Her stunt was the plainly untrue one about her door having been always open when it was the most shut door in the history of shut doors. His stunt was the plainly bonkers one of pretending that an election was about to kick off, so he dragged out his old election scowl, the one that sort of nearly won last time around.

She said that calling for elections was playing politics, seemingly forgetting that was what she did last time around when she shredded her majority and promptly led us all deeper in this deep mess.

She said that you can’t ignore the voice of the people. She told any ministers whose arm she could still twist to go on the radio and say that it’s democracy and you can’t ignore the voice of the people.

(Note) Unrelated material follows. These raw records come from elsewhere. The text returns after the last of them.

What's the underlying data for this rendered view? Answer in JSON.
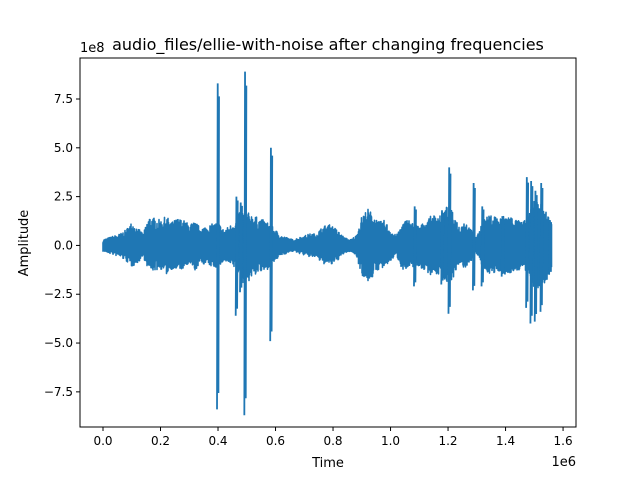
{
  "chart_data": {
    "type": "line",
    "title": "audio_files/ellie-with-noise after changing frequencies",
    "xlabel": "Time",
    "ylabel": "Amplitude",
    "x_offset_label": "1e6",
    "y_offset_label": "1e8",
    "x_scale": 1000000,
    "y_scale": 100000000,
    "xlim": [
      -80000,
      1645000
    ],
    "ylim": [
      -9.3,
      9.6
    ],
    "x_ticks": [
      0,
      0.2,
      0.4,
      0.6,
      0.8,
      1.0,
      1.2,
      1.4,
      1.6
    ],
    "x_tick_labels": [
      "0.0",
      "0.2",
      "0.4",
      "0.6",
      "0.8",
      "1.0",
      "1.2",
      "1.4",
      "1.6"
    ],
    "y_ticks": [
      -7.5,
      -5.0,
      -2.5,
      0.0,
      2.5,
      5.0,
      7.5
    ],
    "y_tick_labels": [
      "−7.5",
      "−5.0",
      "−2.5",
      "0.0",
      "2.5",
      "5.0",
      "7.5"
    ],
    "grid": false,
    "series": [
      {
        "color": "#1f77b4",
        "envelope_x": [
          0,
          20000,
          40000,
          60000,
          80000,
          100000,
          120000,
          140000,
          160000,
          180000,
          200000,
          220000,
          240000,
          260000,
          280000,
          300000,
          320000,
          340000,
          360000,
          380000,
          400000,
          420000,
          440000,
          460000,
          480000,
          500000,
          520000,
          540000,
          560000,
          580000,
          600000,
          620000,
          640000,
          660000,
          680000,
          700000,
          720000,
          740000,
          760000,
          780000,
          800000,
          820000,
          840000,
          860000,
          880000,
          900000,
          920000,
          940000,
          960000,
          980000,
          1000000,
          1020000,
          1040000,
          1060000,
          1080000,
          1100000,
          1120000,
          1140000,
          1160000,
          1180000,
          1200000,
          1220000,
          1240000,
          1260000,
          1280000,
          1300000,
          1320000,
          1340000,
          1360000,
          1380000,
          1400000,
          1420000,
          1440000,
          1460000,
          1480000,
          1500000,
          1520000,
          1540000,
          1560000
        ],
        "envelope_max": [
          0.3,
          0.4,
          0.5,
          0.6,
          0.8,
          1.2,
          0.9,
          0.6,
          1.5,
          1.4,
          1.3,
          1.5,
          1.2,
          1.4,
          1.3,
          1.1,
          1.2,
          0.9,
          1.0,
          1.1,
          1.2,
          0.8,
          1.0,
          1.3,
          1.8,
          1.7,
          1.6,
          1.4,
          1.3,
          1.1,
          0.8,
          0.5,
          0.4,
          0.3,
          0.4,
          0.5,
          0.6,
          0.6,
          0.9,
          1.1,
          1.0,
          0.7,
          0.4,
          0.3,
          0.5,
          1.5,
          1.9,
          1.6,
          1.2,
          1.3,
          0.8,
          0.5,
          1.1,
          1.4,
          1.1,
          1.0,
          1.2,
          1.5,
          1.6,
          1.7,
          2.1,
          1.6,
          1.0,
          1.3,
          0.8,
          0.4,
          1.3,
          1.5,
          1.6,
          1.4,
          1.6,
          1.5,
          1.3,
          1.2,
          1.5,
          2.3,
          2.2,
          1.8,
          1.2
        ],
        "envelope_min": [
          -0.3,
          -0.4,
          -0.5,
          -0.6,
          -0.8,
          -1.1,
          -0.9,
          -0.6,
          -1.3,
          -1.3,
          -1.2,
          -1.5,
          -1.2,
          -1.3,
          -1.2,
          -1.0,
          -1.3,
          -0.9,
          -1.0,
          -1.1,
          -1.2,
          -0.8,
          -1.0,
          -1.2,
          -1.9,
          -2.0,
          -1.6,
          -1.4,
          -1.4,
          -1.1,
          -0.8,
          -0.5,
          -0.4,
          -0.3,
          -0.4,
          -0.5,
          -0.6,
          -0.6,
          -0.9,
          -1.0,
          -1.0,
          -0.7,
          -0.4,
          -0.3,
          -0.5,
          -1.5,
          -1.9,
          -1.6,
          -1.2,
          -1.2,
          -0.8,
          -0.5,
          -1.2,
          -1.3,
          -1.1,
          -1.1,
          -1.3,
          -1.5,
          -1.5,
          -1.6,
          -2.0,
          -1.6,
          -1.0,
          -1.2,
          -0.8,
          -0.4,
          -1.2,
          -1.4,
          -1.5,
          -1.3,
          -1.6,
          -1.4,
          -1.3,
          -1.2,
          -1.5,
          -2.2,
          -2.3,
          -1.9,
          -1.3
        ],
        "spikes": [
          {
            "x": 400000,
            "max": 8.3,
            "min": -8.4
          },
          {
            "x": 495000,
            "max": 8.9,
            "min": -8.7
          },
          {
            "x": 585000,
            "max": 5.0,
            "min": -4.9
          },
          {
            "x": 465000,
            "max": 2.5,
            "min": -3.6
          },
          {
            "x": 480000,
            "max": 2.2,
            "min": -2.4
          },
          {
            "x": 1205000,
            "max": 4.0,
            "min": -3.5
          },
          {
            "x": 1290000,
            "max": 3.2,
            "min": -2.3
          },
          {
            "x": 1320000,
            "max": 2.0,
            "min": -2.1
          },
          {
            "x": 1085000,
            "max": 2.0,
            "min": -2.1
          },
          {
            "x": 1475000,
            "max": 3.5,
            "min": -3.2
          },
          {
            "x": 1490000,
            "max": 3.3,
            "min": -4.0
          },
          {
            "x": 1505000,
            "max": 2.8,
            "min": -3.9
          },
          {
            "x": 1525000,
            "max": 3.2,
            "min": -3.4
          },
          {
            "x": 1555000,
            "max": 1.3,
            "min": -1.5
          },
          {
            "x": 1180000,
            "max": 1.8,
            "min": -2.0
          },
          {
            "x": 1390000,
            "max": 1.5,
            "min": -1.6
          }
        ]
      }
    ]
  }
}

The people agreed, apart from those who didn’t. The people who agreed were the people-people, the ones who won by a squeak. The people who didn’t agree complained that they were now the non-people. No one listened to them, even though one of those opinion polls now says that the non-people would win another vote by 12%.

One of the non-people remembered seeing an old man on the TV news when the Bad Thing happened. I’ve got my country back at last, the old man twittered, doing an arthritic little jig before going for a celebratory sit-down in his favourite chair, the one covered in a tatty old Union Jack.

That old man might be dead now, like many of the people-people whose voice must be heard. The non-people people said that now that it’s January in this year we’re in, so many of the people-people who voted for the Bad Thing have died, and so many young non-people who don’t like the Bad Thing have turned 18, that the country is now against the thing it was narrowly for on one day in one long-ago month of June.

The non-people began to grumble that everybody knew that the people could sometimes be wrong. And anyway, when was it a good idea for a country without a constitution to decide something so massive with one dodgy referendum and no rules about how to conduct such a vote or what would happen next?

Even some of the people-people were beginning to wonder if this wasn’t a reckless way to run a country. But the people-people couldn’t fully agree among themselves, as other people-people swore and said it was democracy, so tough shit.

She’s doing a good job that woman, said some of the people-people. But other people-people put their heads in their hands and cried with frustration.

And then all the people of whatever persuasion wondered what that noise was and realised it was the sound of their heads banging against the wall.

She said her door was always open but she lied. He said he had a big plan but he lied too.